Underwater archaeology was first conducted in North Carolina in the early 1960s, when U.S. navy divers, working in cooperation with the North Carolina Department of Cultural resources, recovered several thousand artifacts from sunken Civil War blockade-runners in the Wilmington area.  (That would initially be the wreck of the blockade-runner Modern Greece which sank off Fort Fisher.)

In 1963, the state established a preservation laboratory at the Fort Fisher State Historic Site to treat those artifacts, and in 1967, the General Assembly passed a law to protect submerged cultural resources in the state.  That statute claimed North Carolina's ownership of all cultural material unclaimed in state waters for more than ten years.

Further, the law authorized the Department of Cultural Resources to establish a professional staff and regulations for managing those submerged resources, and to develop a system for permitting qualified individuals, groups and institutions to conduct investigations and recovery projects of underwater archaeological sites.

--Old B-Runner

Wednesday, May 4, 2016

155 Years Ago: USS Yankee Fired On By Confederate Batteries

MAY 7TH, 1861:  Union blockading force capture Confederate steamers Dick Keys and Lewis near Mobile.

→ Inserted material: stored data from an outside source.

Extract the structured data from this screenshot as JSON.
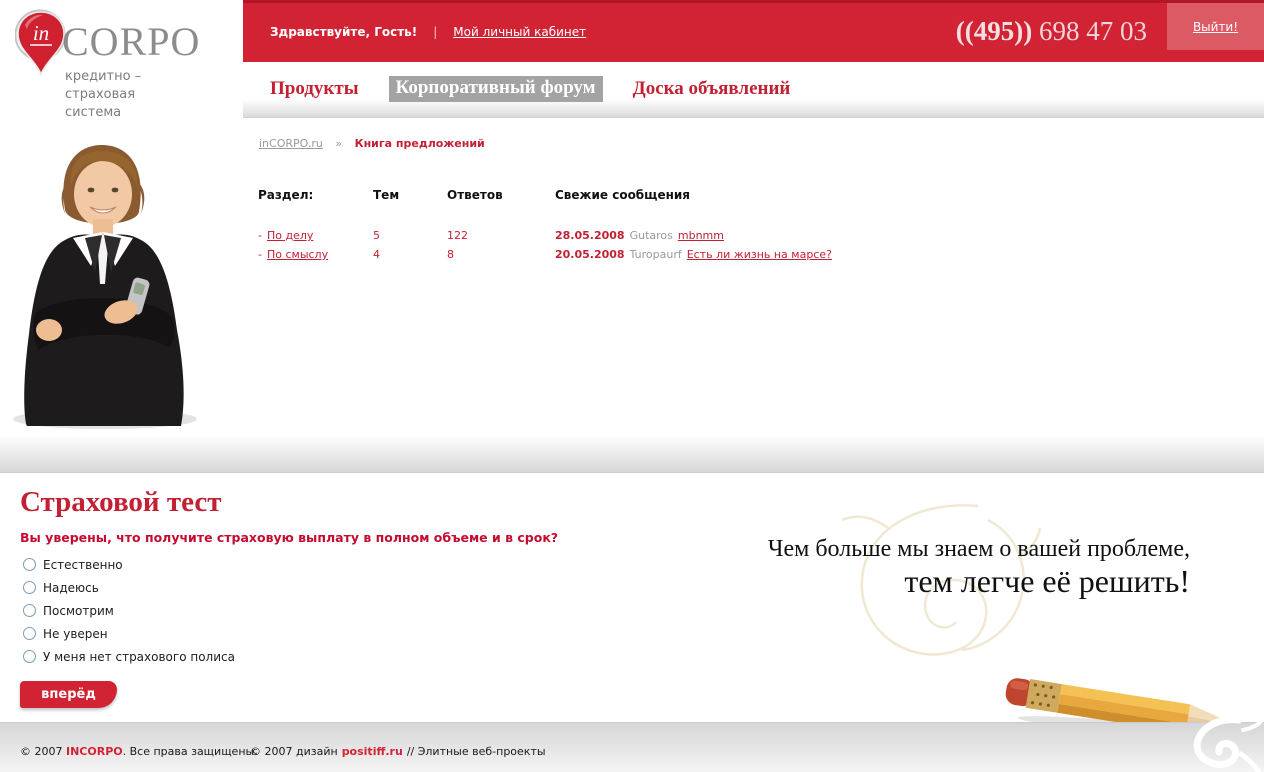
{
  "logo": {
    "pin_text": "in",
    "name": "CORPO",
    "tagline1": "кредитно –",
    "tagline2": "страховая",
    "tagline3": "система"
  },
  "header": {
    "greeting": "Здравствуйте, Гость!",
    "divider": "|",
    "cabinet_link": "Мой личный кабинет",
    "phone_code": "((495))",
    "phone_number": "698 47 03",
    "logout": "Выйти!"
  },
  "nav": {
    "tabs": [
      {
        "label": "Продукты",
        "active": false
      },
      {
        "label": "Корпоративный форум",
        "active": true
      },
      {
        "label": "Доска объявлений",
        "active": false
      }
    ]
  },
  "breadcrumb": {
    "home": "inCORPO.ru",
    "separator": "»",
    "current": "Книга предложений"
  },
  "forum": {
    "columns": [
      "Раздел:",
      "Тем",
      "Ответов",
      "Свежие сообщения"
    ],
    "bullet": "-",
    "rows": [
      {
        "section": "По делу",
        "topics": "5",
        "replies": "122",
        "date": "28.05.2008",
        "author": "Gutaros",
        "topic": "mbnmm"
      },
      {
        "section": "По смыслу",
        "topics": "4",
        "replies": "8",
        "date": "20.05.2008",
        "author": "Turopaurf",
        "topic": "Есть ли жизнь на марсе?"
      }
    ]
  },
  "test": {
    "title": "Страховой тест",
    "question": "Вы уверены, что получите страховую выплату в полном объеме и в срок?",
    "options": [
      {
        "label": "Естественно"
      },
      {
        "label": "Надеюсь"
      },
      {
        "label": "Посмотрим"
      },
      {
        "label": "Не уверен"
      },
      {
        "label": "У меня нет страхового полиса"
      }
    ],
    "submit": "вперёд"
  },
  "slogan": {
    "line1": "Чем больше мы знаем о вашей проблеме,",
    "line2": "тем легче её решить!"
  },
  "footer": {
    "copyright": "© 2007 ",
    "brand": "INCORPO",
    "rights": ". Все права защищены.",
    "design_copyright": "© 2007 дизайн",
    "design_link": "positiff.ru",
    "design_suffix": "// Элитные веб-проекты"
  },
  "colors": {
    "header_red": "#d22334",
    "logout_red": "#db5a64",
    "link_red": "#c22033",
    "active_tab_gray": "#a3a3a3",
    "muted_gray": "#999999"
  }
}
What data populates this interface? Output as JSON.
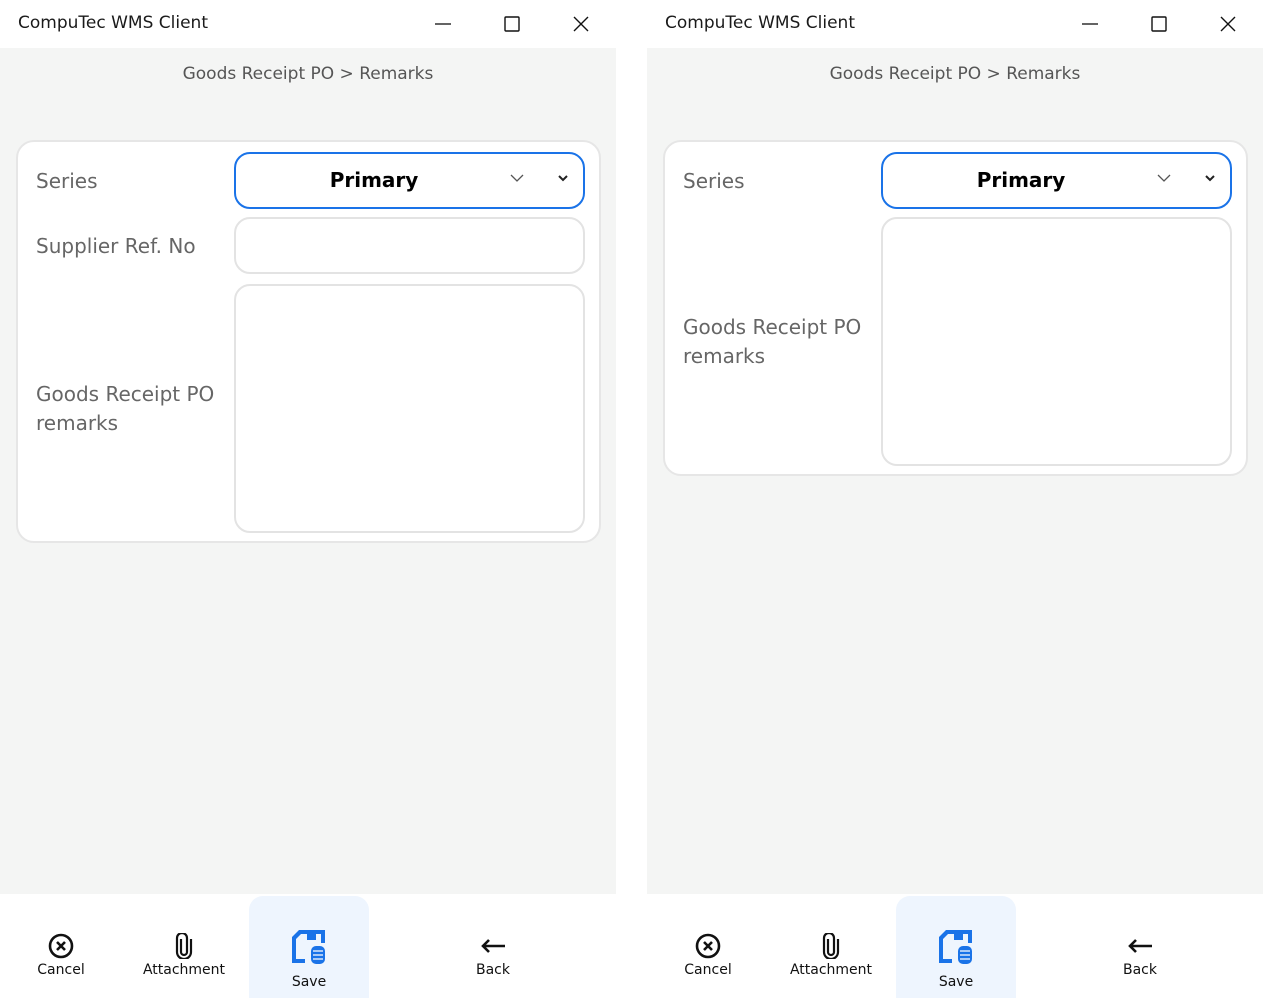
{
  "windows": [
    {
      "title": "CompuTec WMS Client",
      "breadcrumb": "Goods Receipt PO > Remarks",
      "series_label": "Series",
      "series_value": "Primary",
      "supplier_ref_label": "Supplier Ref. No",
      "supplier_ref_value": "",
      "remarks_label": "Goods Receipt PO remarks",
      "remarks_value": "",
      "bottom": {
        "cancel": "Cancel",
        "attachment": "Attachment",
        "save": "Save",
        "back": "Back"
      }
    },
    {
      "title": "CompuTec WMS Client",
      "breadcrumb": "Goods Receipt PO > Remarks",
      "series_label": "Series",
      "series_value": "Primary",
      "remarks_label": "Goods Receipt PO remarks",
      "remarks_value": "",
      "bottom": {
        "cancel": "Cancel",
        "attachment": "Attachment",
        "save": "Save",
        "back": "Back"
      }
    }
  ],
  "colors": {
    "accent": "#1a73e8",
    "background": "#f4f5f4"
  }
}
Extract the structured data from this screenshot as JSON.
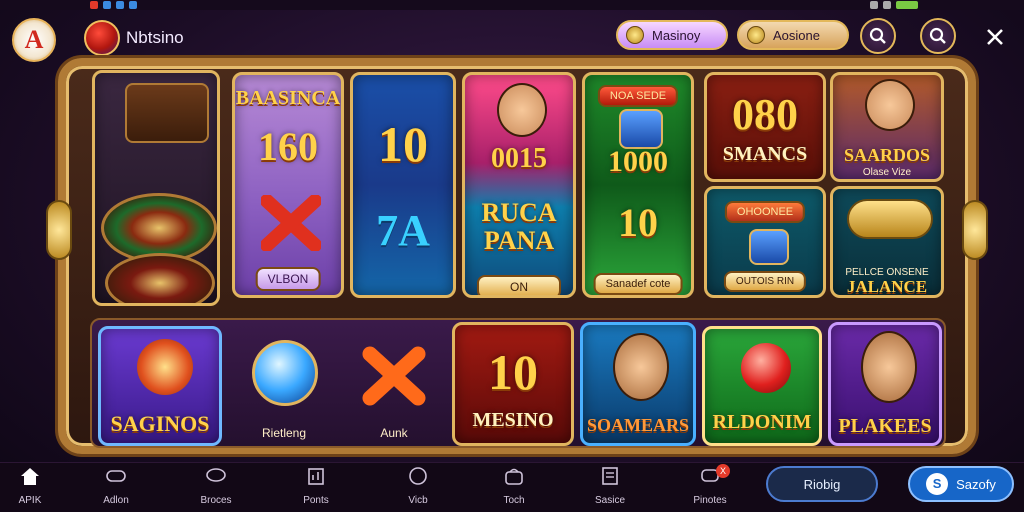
{
  "header": {
    "logo_letter": "A",
    "app_name": "Nbtsino",
    "pill_primary": "Masinoy",
    "pill_secondary": "Aosione"
  },
  "tiles": {
    "t1": {
      "top": "BAASINCA",
      "num": "160"
    },
    "t1_label": "VLBON",
    "t2": {
      "num": "10",
      "num2": "7A"
    },
    "t3": {
      "num": "0015",
      "mid": "RUCA PANA",
      "label": "ON"
    },
    "t4": {
      "top": "NOA SEDE",
      "num": "1000",
      "mid": "10",
      "label": "Sanadef cote"
    },
    "t5": {
      "num": "080",
      "sub": "SMANCS"
    },
    "t6": {
      "title": "SAARDOS",
      "sub": "Olase Vize"
    },
    "t7": {
      "top": "OHOONEE",
      "label": "OUTOIS RIN"
    },
    "t8": {
      "small": "PELLCE ONSENE",
      "title": "JALANCE"
    },
    "b1": {
      "title": "SAGINOS"
    },
    "b2": {
      "caption": "Rietleng"
    },
    "b3": {
      "caption": "Aunk"
    },
    "b4": {
      "num": "10",
      "title": "MESINO"
    },
    "b5": {
      "title": "SOAMEARS"
    },
    "b6": {
      "title": "RLDONIM"
    },
    "b7": {
      "title": "PLAKEES"
    }
  },
  "bottom_nav": {
    "items": [
      {
        "label": "APIK",
        "icon": "home-icon"
      },
      {
        "label": "Adlon",
        "icon": "controller-icon"
      },
      {
        "label": "Broces",
        "icon": "chat-icon"
      },
      {
        "label": "Ponts",
        "icon": "chart-icon"
      },
      {
        "label": "Vicb",
        "icon": "heart-icon"
      },
      {
        "label": "Toch",
        "icon": "bag-icon"
      },
      {
        "label": "Sasice",
        "icon": "list-icon"
      },
      {
        "label": "Pinotes",
        "icon": "message-icon",
        "badge": "X"
      }
    ],
    "button_a": "Riobig",
    "button_b": "Sazofy"
  },
  "colors": {
    "accent_gold": "#e1b55f",
    "primary_blue": "#1766c8",
    "background": "#1c0d26"
  }
}
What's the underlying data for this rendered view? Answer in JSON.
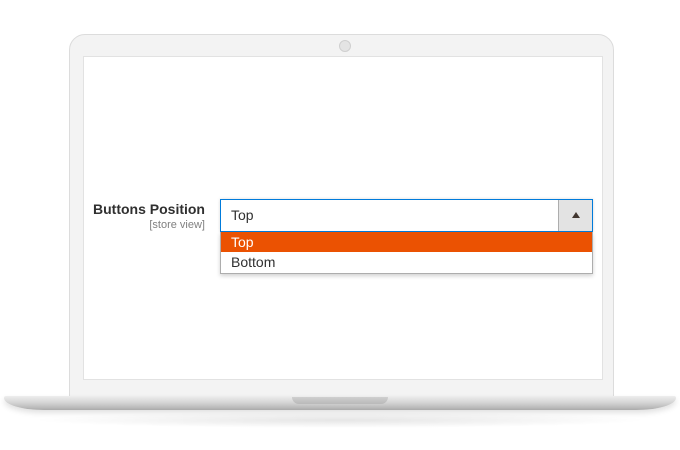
{
  "field": {
    "label": "Buttons Position",
    "scope": "[store view]"
  },
  "select": {
    "value": "Top",
    "options": [
      {
        "label": "Top",
        "selected": true
      },
      {
        "label": "Bottom",
        "selected": false
      }
    ]
  },
  "colors": {
    "highlight": "#eb5202",
    "focus_border": "#007bdb",
    "label_text": "#303030",
    "scope_text": "#808080"
  },
  "icons": {
    "dropdown_toggle": "caret-up-icon",
    "camera": "webcam-dot"
  }
}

**  USS Yankee, Lt. Thomas O. Selfridge, fired on by Confederate batteries at Gloucester Point, Virginia.

--Old B-R'er


155 Years Ago: Confederates to Use Privateers

MAY 6TH, 1861:  The Confederate Congress passed an act recognizing a state of war with the United States and authorized the issuing of Letters of Marque to private vessels.

President Davis issued instructions to private armed vessels, in which he defined operational limits, directed "strictest regard to the rights of neutral powers," ordered privateers to proceed "With all ... justice and humanity" toward Union vessels and crews, outlined procedure for bringing in a prize, directed that all property on board neutral ships be exempt from seizure "unless it be contraband," and defined the word contraband.

--Old B-Runner


Tuesday, May 3, 2016

155 Years Ago: USS Cumberland Seizes More Confederate Ships

MAY 4TH, 1861:  USS Cumberland, Flag Officer Pendergast, seized schooner Mary and Virginia with cargo of coal, and reported the capture of schooner Theresa C., running the blockade off Fort Monroe, Virginia, with cotton on board.

**  Steamship Star of the West commissioned as Receiving Ship of the Confederate Navy at New Orleans.

--O;d B-Runner

155 Years Ago: Importance of Washington Navy Yard

MAY 3RD, 1861:  Commander Dahlgren, Commandant of Washington Navy Yard, noted: "Besides the Yard, I have to hold the bridge next above, so some howitzers and a guard are there.  It is from this direction that the rebels of the eastern shore may come.

"This Yard is of great importance, not only because of its furnishing the Navy so largely with various stores, but also as a position in the general defense of the city."

--Old B-Runner

Monday, May 2, 2016

155 Years Ago: Beefing Up the Navy and Let's Get It On-- Part 1

MAY 3RD, 1861:  President Lincoln called for "the enlistment, for not less than one nor more than three years, of 18,000 seamen, in addition to the present force, for the naval service of the United States."

**  President Lincoln's blockade proclamation published in London newspapers.

**  Captain Du Pont wrote:  "I am anxious for the blockade to get established-- that will squeeze the South more than anything.

--Old B-R'er

155 Years Ago: Winfield Scott's Anaconda Plan-- Part 2

MAY 2ND, 1861:  This was the heart of the Winfield Scott's celebrated Anaconda Plan which would strangle the Confederacy on all sides.  Control of the sea and inland waterways by the Union was key.

The great strategy for victory was to (a) strengthen the blockade, (b) split the Confederacy along the line of the Mississippi River, and (c) support land operations by amphibious assault, gunfire and transport.

The Union Navy had a key role to play in all of this.